After Chief Health Officer Brett Sutton again forgot his real role and tried to lift his social media following with a tweet of a swimming coach celebrating zero cases, the state was plunged into yet another lockdown before we had really come out of the previous one.
Our front doors were still latched tight, with no visitors allowed, before Dan Andrews again slammed the door shut on small businesses late on Thursday.
So Professor Sutton’s tweet was not only ill-considered, it highlighted the lack of understanding government bureaucrats have for the general mood of the community.
COVID-19 has taught Victorians that any freedom will be fleeting. And that we can not afford to look too far ahead. Not even one day.
Victorians know now, through tortured experience, that it will only take a couple of cases in the western suburbs of Melbourne for the government to again shut down a pub in Orbost, to again thrust kids in Murrayville back into home schooling and to close the hairdressers in Robinvale.

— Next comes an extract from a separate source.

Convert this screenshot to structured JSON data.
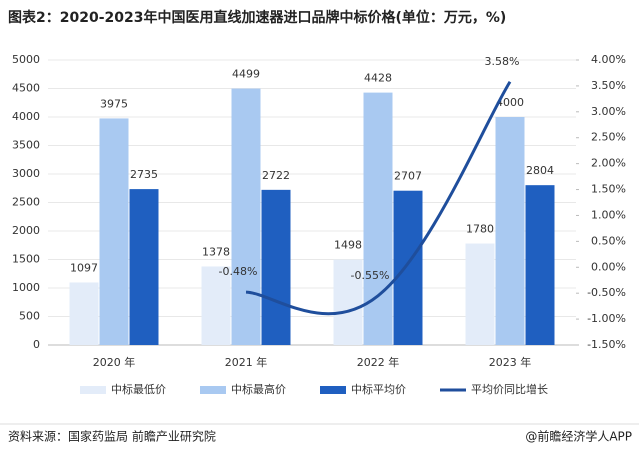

We know that for all the political posturing from Andrews demanding NSW Premier Gladys Berejiklian put a ring of steel around Sydney, that he had no intention of doing the same around Melbourne, for that would cost him city votes.
We know that there will be no nuanced approach and that Victoria’s on-again, off-again total lockdown strategy will be with us until the country is at least 80 per cent vaccinated.
We are stuck in a state of paralysis and it is taking a heavy toll.
So hold the tweets, Brett. Stop telling us how great we are, Dan.
You see, outside the government’s Spring Street bubble, there are no party balloons. It’s just gut-wrenching.